Ask for the Bare Minimum of Information
A lot of websites and forms and plugins and stores ask for information they really don’t need. In general, a good rule of thumb is to ask for as little information as possible from your users. If you don’t need their names, even, don’t take it. Or maybe only their first. Sometimes, all it takes is their email to get your job done.
That’s not to say that you can’t ask for the other information. The GDPR simply says you have to tell people why you need it. If you’re asking for their first and last name, tell them why. If you ask their birthdays, make it clear that you send out coupons as birthday gifts for example. Due to GDPR, there is no more asking for info “just in case” or “for future, undetermined projects.”
Many forms plugins let you include a note under/beside the primary label, so if you have a field for phone numbers, you can have a blurb that says “We ask for your phone number so our customer service representatives can expedite the set up process for your custom orders.”
Additionally, when you’re asking for information, the EU says you have to disclose “who you are […], how long it will be stored, and who receives it.” As to how and when you have to disclose this stuff, that can differ. The first one to is that you have to tell who you are at the same time you make the request for their data.
This is effectively no different than the required footers every email service requires you to provide. Just have a sentence or blurb explaining who you are, a single line stating that“This website’s data is handled by B.J. Keeton, the CIO of Awesomesauce International and its subsidiaries.” Or even something like “Data submitted by this form will be used by Awesomesauce International and no one else” will work.

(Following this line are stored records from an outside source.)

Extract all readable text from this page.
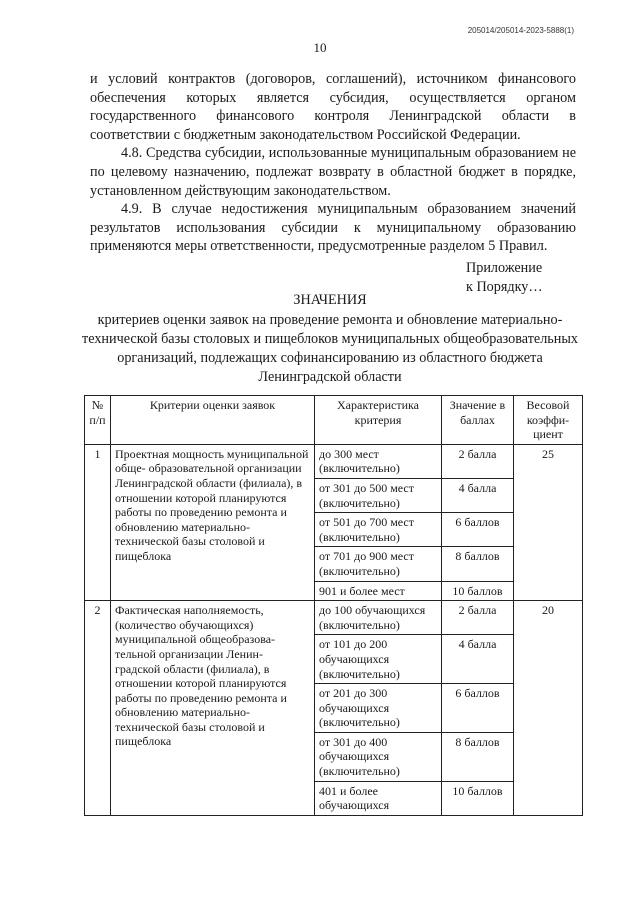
205014/205014-2023-5888(1)
10

и условий контрактов (договоров, соглашений), источником финансового обеспечения которых является субсидия, осуществляется органом государственного финансового контроля Ленинградской области в соответствии с бюджетным законодательством Российской Федерации.

4.8. Средства субсидии, использованные муниципальным образованием не по целевому назначению, подлежат возврату в областной бюджет в порядке, установленном действующим законодательством.

4.9. В случае недостижения муниципальным образованием значений результатов использования субсидии к муниципальному образованию применяются меры ответственности, предусмотренные разделом 5 Правил.

Приложение
к Порядку…
ЗНАЧЕНИЯ
критериев оценки заявок на проведение ремонта и обновление материально-технической базы столовых и пищеблоков муниципальных общеобразовательных организаций, подлежащих софинансированию из областного бюджета Ленинградской области
№ п/п	Критерии оценки заявок	Характеристика критерия	Значение в баллах	Весовой коэффи- циент
1	Проектная мощность муниципальной обще- образовательной организации Ленинградской области (филиала), в отношении которой планируются работы по проведению ремонта и обновлению материально- технической базы столовой и пищеблока	до 300 мест (включительно)	2 балла	25
		от 301 до 500 мест (включительно)	4 балла	
		от 501 до 700 мест (включительно)	6 баллов	
		от 701 до 900 мест (включительно)	8 баллов	
		901 и более мест	10 баллов	
2	Фактическая наполняемость, (количество обучающихся) муниципальной общеобразова- тельной организации Ленин- градской области (филиала), в отношении которой планируются работы по проведению ремонта и обновлению материально- технической базы столовой и пищеблока	до 100 обучающихся (включительно)	2 балла	20
		от 101 до 200 обучающихся (включительно)	4 балла	
		от 201 до 300 обучающихся (включительно)	6 баллов	
		от 301 до 400 обучающихся (включительно)	8 баллов	
		401 и более обучающихся	10 баллов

That means, your contact form, sign-up form, checkout pages, wherever users may be giving you their info needs to clearly identify you and yours.
- How to access and download a complete record of any data you have on them
- The process through which users can fully delete their data from your records (and not simply unsubscribe, etc.) as a part of the ‘right to be forgotten’ laws previously passed in the EU
- Exactly how you will inform users of data breaches if they ever happen
- Detailed explanations of who you are, what you use the data for, who has access to it, and how long you retain it
Basically, to make your site GDPR compliant, it boils down to making sure you’re transparent with people. Let them know what you’re doing, don’t ask for extraneous information, and let them opt-in to giving it to you, rather than you taking it by default.